Núria Gavara ^*, Pere Roca-Cusachs ^*, Raimon Sunyer ^*, Ramon Farré ^*  and Daniel Navajas ^*  

^* Unitat de Biofisica i Bioenginyeria, Facultat de Medicina, Universitat de Barcelona-IDIBAPS, Barcelona, Spain; Ciber Enfermedades Respiratorias, Bunyola, Spain; and Institut de Bioenginyeria de Catalunya, Barcelona, Spain

Correspondence: Address reprint requests to Prof. Daniel Navajas, Unitat Biofísica i Bioenginyeria, Facultat Medicina, Casanova 143 08036, Barcelona, Spain. Tel.: 34-93-402-4515; Fax: 34-93-403-5278; E-mail: dnavajas{at}ub.edu.
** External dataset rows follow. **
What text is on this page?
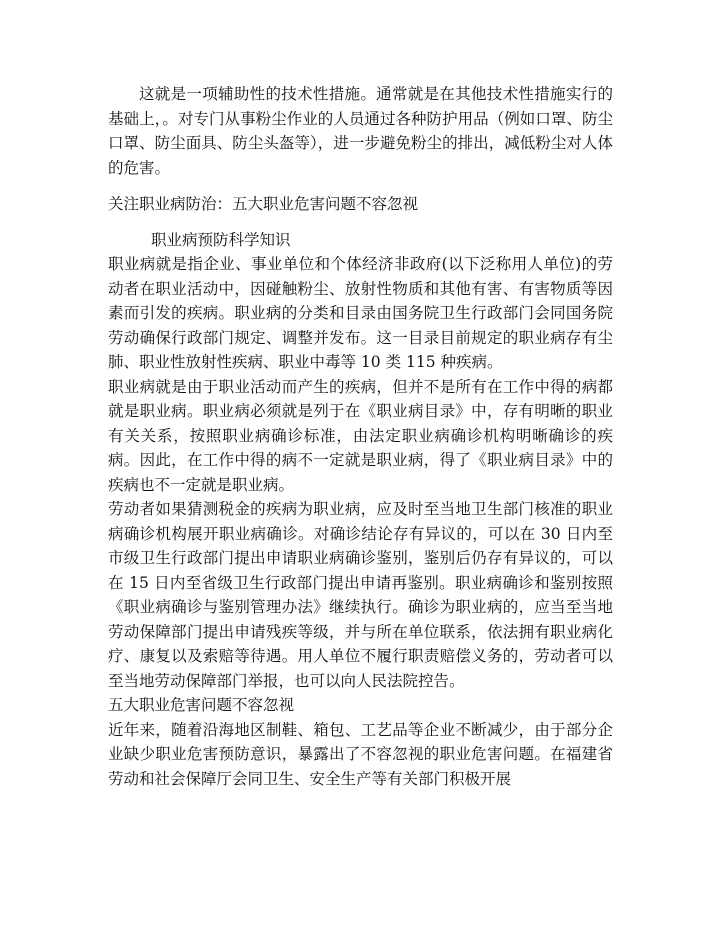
这就是一项辅助性的技术性措施。通常就是在其他技术性措施实行的基础上，。对专门从事粉尘作业的人员通过各种防护用品（例如口罩、防尘口罩、防尘面具、防尘头盔等），进一步避免粉尘的排出，减低粉尘对人体的危害。

关注职业病防治：五大职业危害问题不容忽视

职业病预防科学知识

职业病就是指企业、事业单位和个体经济非政府(以下泛称用人单位)的劳动者在职业活动中，因碰触粉尘、放射性物质和其他有害、有害物质等因素而引发的疾病。职业病的分类和目录由国务院卫生行政部门会同国务院劳动确保行政部门规定、调整并发布。这一目录目前规定的职业病存有尘肺、职业性放射性疾病、职业中毒等 10 类 115 种疾病。

职业病就是由于职业活动而产生的疾病，但并不是所有在工作中得的病都就是职业病。职业病必须就是列于在《职业病目录》中，存有明晰的职业有关关系，按照职业病确诊标准，由法定职业病确诊机构明晰确诊的疾病。因此，在工作中得的病不一定就是职业病，得了《职业病目录》中的疾病也不一定就是职业病。

劳动者如果猜测税金的疾病为职业病，应及时至当地卫生部门核准的职业病确诊机构展开职业病确诊。对确诊结论存有异议的，可以在 30 日内至市级卫生行政部门提出申请职业病确诊鉴别，鉴别后仍存有异议的，可以在 15 日内至省级卫生行政部门提出申请再鉴别。职业病确诊和鉴别按照《职业病确诊与鉴别管理办法》继续执行。确诊为职业病的，应当至当地劳动保障部门提出申请残疾等级，并与所在单位联系，依法拥有职业病化疗、康复以及索赔等待遇。用人单位不履行职责赔偿义务的，劳动者可以至当地劳动保障部门举报，也可以向人民法院控告。

五大职业危害问题不容忽视

近年来，随着沿海地区制鞋、箱包、工艺品等企业不断减少，由于部分企业缺少职业危害预防意识，暴露出了不容忽视的职业危害问题。在福建省劳动和社会保障厅会同卫生、安全生产等有关部门积极开展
The mechanical properties of the living cell are intimately related to cell signaling biology through cytoskeletal tension. The tension borne by the cytoskeleton (CSK) is in part generated internally by the actomyosin machinery and externally by stretch. Here we studied how cytoskeletal tension is modified during stretch and the tensional changes undergone by the sites of cell-matrix interaction. To this end we developed a novel technique to map cell-matrix stresses during application of stretch. We found that cell-matrix stresses increased with imposition of stretch but dropped below baseline levels on stretch release. Inhibition of the actomyosin machinery resulted in a larger relative increase in CSK tension with stretch and in a smaller drop in tension after stretch release. Cell-matrix stress maps showed that the loci of cell adhesion initially bearing greater stress also exhibited larger drops in traction forces after stretch removal. Our results suggest that stretch partially disrupts the actin-myosin apparatus and the cytoskeletal structures that support the largest CSK tension. These findings indicate that cells use the mechanical energy injected by stretch to rapidly reorganize their structure and redistribute tension.